Do we really believe what we are saying? "Peace on Earth"? "Goodwill towards Man"? "God bless us, everyone"? Unfortunately, I think it's all a bunch of malarkey.

We don't really want peace on Earth, do we? Do you realize how many people would be out of a job if everyone on Earth instantly got along? We wouldn't have threats to our person, to our resources, or to our nation. That means no Army, Navy, Air Force, or Marines. No need for a Department of Defense either. Everyone knows war is good for business. Where would these people work if peace broke out tomorrow?

Nothing represents the hypocrisy of the holiday season more than Charles Dickens' A Christmas Carol. We all know the story: grumpy old loner transforms overnight into celebrated philanthropist. Nice, neat, and packaged for our consumption.

According to the Blogger News Network, last year the Chicago Sun-Times claimed that Dickens' protagonist, Ebenezer Scrooge, was at first some sort of evil early Republican monster. This of course, set off the political blogosphere, with each claiming that the Scrooge of the end of the story represented their point of view. Because for whatever reason no one wants to be associated with the early Scrooge character.

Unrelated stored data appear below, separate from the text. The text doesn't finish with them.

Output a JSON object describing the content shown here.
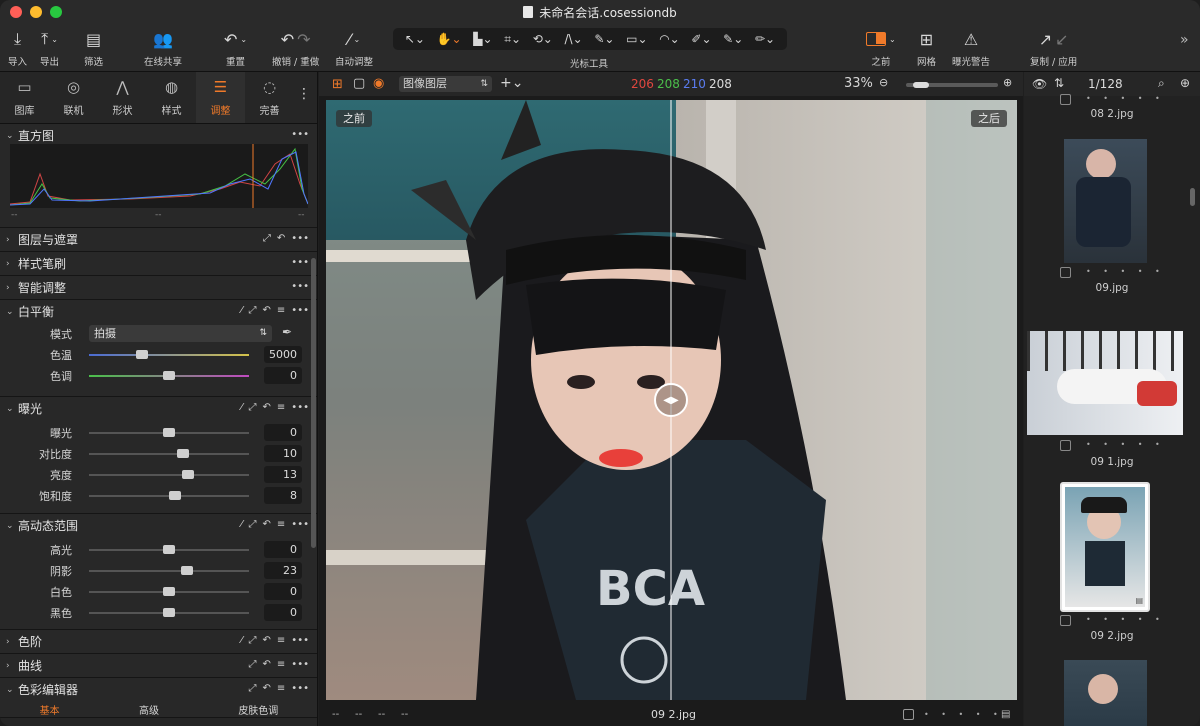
{
  "window": {
    "title": "未命名会话.cosessiondb"
  },
  "toolbar": {
    "import": "导入",
    "export": "导出",
    "filter": "筛选",
    "share": "在线共享",
    "reset": "重置",
    "undo_redo": "撤销 / 重做",
    "auto_adjust": "自动调整",
    "cursor_tools": "光标工具",
    "before": "之前",
    "grid": "网格",
    "exposure_warning": "曝光警告",
    "copy_apply": "复制 / 应用"
  },
  "tool_tabs": [
    {
      "label": "图库",
      "icon": "folder-icon"
    },
    {
      "label": "联机",
      "icon": "camera-icon"
    },
    {
      "label": "形状",
      "icon": "shape-icon"
    },
    {
      "label": "样式",
      "icon": "style-icon"
    },
    {
      "label": "调整",
      "icon": "sliders-icon",
      "active": true
    },
    {
      "label": "完善",
      "icon": "refine-icon"
    }
  ],
  "sections": {
    "histogram": "直方图",
    "histogram_footer": [
      "--",
      "--",
      "--"
    ],
    "layers": "图层与遮罩",
    "style_brush": "样式笔刷",
    "smart_adjust": "智能调整",
    "white_balance": "白平衡",
    "exposure": "曝光",
    "hdr": "高动态范围",
    "levels": "色阶",
    "curves": "曲线",
    "color_editor": "色彩编辑器"
  },
  "white_balance": {
    "mode_label": "模式",
    "mode_value": "拍摄",
    "temp_label": "色温",
    "temp_value": "5000",
    "temp_pos": 0.33,
    "tint_label": "色调",
    "tint_value": "0",
    "tint_pos": 0.5
  },
  "exposure": [
    {
      "label": "曝光",
      "value": "0",
      "pos": 0.5
    },
    {
      "label": "对比度",
      "value": "10",
      "pos": 0.59
    },
    {
      "label": "亮度",
      "value": "13",
      "pos": 0.62
    },
    {
      "label": "饱和度",
      "value": "8",
      "pos": 0.54
    }
  ],
  "hdr": [
    {
      "label": "高光",
      "value": "0",
      "pos": 0.5
    },
    {
      "label": "阴影",
      "value": "23",
      "pos": 0.61
    },
    {
      "label": "白色",
      "value": "0",
      "pos": 0.5
    },
    {
      "label": "黑色",
      "value": "0",
      "pos": 0.5
    }
  ],
  "color_editor_tabs": [
    "基本",
    "高级",
    "皮肤色调"
  ],
  "viewer": {
    "layer_select": "图像图层",
    "rgb": {
      "r": "206",
      "g": "208",
      "b": "210",
      "l": "208"
    },
    "zoom": "33%",
    "zoom_slider_pos": 0.08,
    "before_label": "之前",
    "after_label": "之后",
    "footer_dashes": [
      "--",
      "--",
      "--",
      "--"
    ],
    "filename": "09 2.jpg"
  },
  "browser": {
    "count": "1/128",
    "items": [
      {
        "caption": "08 2.jpg"
      },
      {
        "caption": "09.jpg"
      },
      {
        "caption": "09 1.jpg"
      },
      {
        "caption": "09 2.jpg",
        "selected": true
      }
    ]
  },
  "colors": {
    "accent": "#f07a2a",
    "red": "#e0473f",
    "green": "#4bbf4b",
    "blue": "#5a7cf0"
  }
}
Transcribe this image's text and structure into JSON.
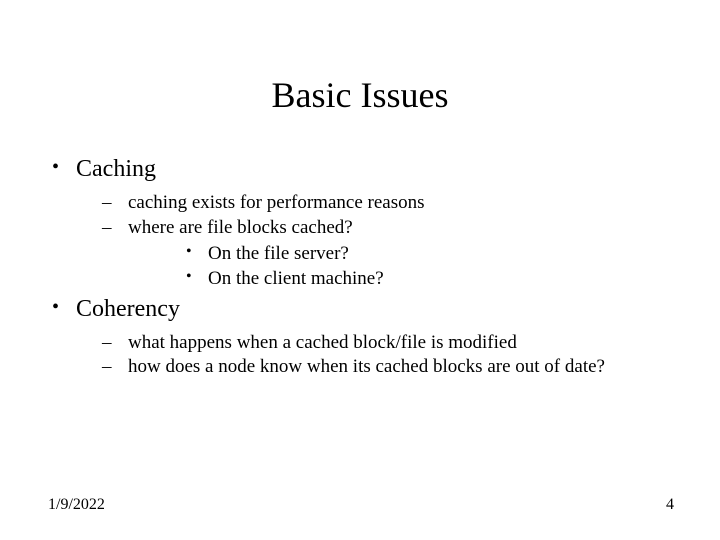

The problem is that Scrooge is misunderstood. In defense of the Chicago Sun-Times, Scrooge was absolutely a social conservative. He worked within the system and succeeded. He saw nothing wrong with the socio-economic system as it was. The system didn't need changing, the people in it needed to change. That's the definition of conservativism.

Early in the book, Dickens portrays Scrooge as a miser, unwilling to put another piece of coal on the fire. But, as we know now, burning coal is bad for the environment. Scrooge was merely ahead of his time in his attempt to minimize the use of unrenewable resources.

Dickens also depicts Scrooge's desire to succeed as a bad thing. Today we would call him a workaholic. In a world where people are pulling Ponzi schemes to get rich quick, is working hard really such a bad thing? What Dickens doesn't mention is that Scrooge was honest. As far we know, he made his own money and never swindled anyone. Yet he is looked down upon.

Third and most importantly, Scrooge stayed within his limits. Since the days of Dickens' England, people have been bombarded with industrialized manufacturing. This uber-production is only now beginning to slow down. In its wake, we have millions owing credit companies and a trillion dollar national debt. My guess is that Scrooge never bought anything on credit, nor did he have outstanding debt. He was recession-proof, which in today's society is quite enviable.

So why shouldn't we emulate Ebenezer Scrooge? Remember, we are told not to be Scrooge-like by the same machine that tells us to buy more cars and eat more casseroles. The same machine that publishes Dickens's works every year and broadcasts his story between commercials on cable TV.

This year, fight the power. Stay real year-round. Embrace your inner Ebenezer and be like Scrooge.